A resolution to the person vs. situation debate came in 1979 when Seymour Epstein found that there actually are stable differences between people—if you aggregate behavior across multiple situations. Yes, people do behave differently in different situations, but there are also stable differences between individuals in their average levels of behavior. In other words, both approaches are correct.
Today, psychologists agree that personality factors and situations both contribute to behavior: Personality x Situation = Behavior. Studies suggest that situational variables are more relevant in predicting behavior in a given situation, whereas personality traits are more useful for understanding patterns of behaviors over time.
As it turns out, we’re all also prone to a mental bias that affects how we reason about personality and situations. When we think about our own behavior, we’re aware of the influence of the situation (“I snapped at the Über driver because I’ve been running around all morning and haven’t even had breakfast”). But when we’re judging other people, we attribute their behavior to personality factors (“That guy is a jerk”).
In reality, everyone’s behavior is the result of a complex interaction between personality and situational variables. As psychologist Scott Barry Kaufman puts it:
I think we tend to overplay our differences, and underestimate just how similar we all really are deep down in our basic needs, strivings, and frustrations. Our common humanity. Emerging research shows that even though we each show distinct patterns of thoughts, motivations, and behaviors that make us different from each other, we actually display the whole spectrum of behaviors in our everyday life.

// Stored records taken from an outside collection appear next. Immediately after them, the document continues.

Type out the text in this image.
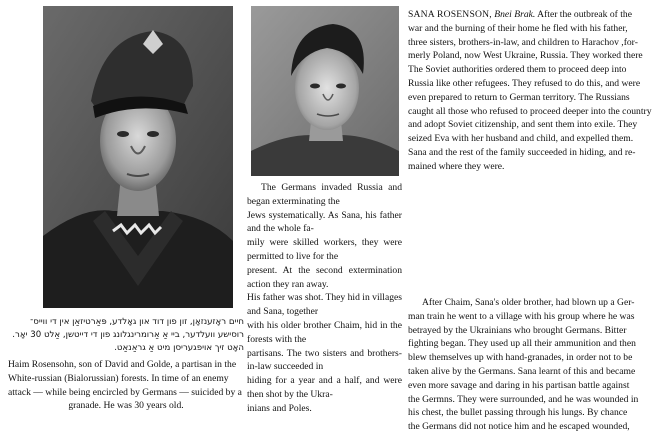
SANA ROSENSON, Bnei Brak. After the outbreak of the

war and the burning of their home he fled with his father,

three sisters, brothers-in-law, and children to Harachov ,for-

merly Poland, now West Ukraine, Russia. They worked there

The Soviet authorities ordered them to proceed deep into

Russia like other refugees. They refused to do this, and were

even prepared to return to German territory. The Russians

caught all those who refused to proceed deeper into the country

and adopt Soviet citizenship, and sent them into exile. They

seized Eva with her husband and child, and expelled them.

Sana and the rest of the family succeeded in hiding, and re-

mained where they were.

The Germans invaded Russia and began exterminating the

Jews systematically. As Sana, his father and the whole fa-

mily were skilled workers, they were permitted to live for the

present. At the second extermination action they ran away.

His father was shot. They hid in villages and Sana, together

with his older brother Chaim, hid in the forests with the

partisans. The two sisters and brothers-in-law succeeded in

hiding for a year and a half, and were then shot by the Ukra-

inians and Poles.

After Chaim, Sana's older brother, had blown up a Ger-

man train he went to a village with his group where he was

betrayed by the Ukrainians who brought Germans. Bitter

fighting began. They used up all their ammunition and then

blew themselves up with hand-granades, in order not to be

taken alive by the Germans. Sana learnt of this and became

even more savage and daring in his partisan battle against

the Germns. They were surrounded, and he was wounded in

his chest, the bullet passing through his lungs. By chance

the Germans did not notice him and he escaped wounded,

חיים ראָזענזאָן, זון פון דוד און גאָלדע, פּאַרטיזאַן אין די ווייס־

רוסישע וועלדער, ביי אַ אַרומרינגלונג פון די דייטשן, אַלט 30 יאָר.

האָט זיך אויפגעריסן מיט אַ גראַנאַט.

Haim Rosensohn, son of David and Golde, a partisan in the

White-russian (Bialorussian) forests. In time of an enemy

attack — while being encircled by Germans — suicided by a

granade. He was 30 years old.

Everybody sometimes gets tired from too many social interactions, sometimes acts like a jerk, sometimes is lazy, etc. Just some of us are consistently more so on a regular basis than others.
1. Milgram, S. (1974). Obedience to authority: An experimental view. New York: Harper & Row.
2. Epstein, S. (1979). The stability of behavior: I. On predicting most of the people much of the time. Journal of Personality and Social Psychology, 37, 1097-1126.
3. Fleeson, W., & Noftle, E. E. (2009). The end of the person-situation debate: an emerging synthesis in the answer to the consistency question. Social and Personality Psychology Compass, 2, 1667-1684.
4. Ross, L. (1977). The intuitive psychologist and his shortcomings: Distortions in the attribution process. Advances in Experimental Social Psychology, 10, 173–220.
5. Kaufman, S.B. (2016). Both introverts and extraverts get exhausted from too much socializing. Scientific American.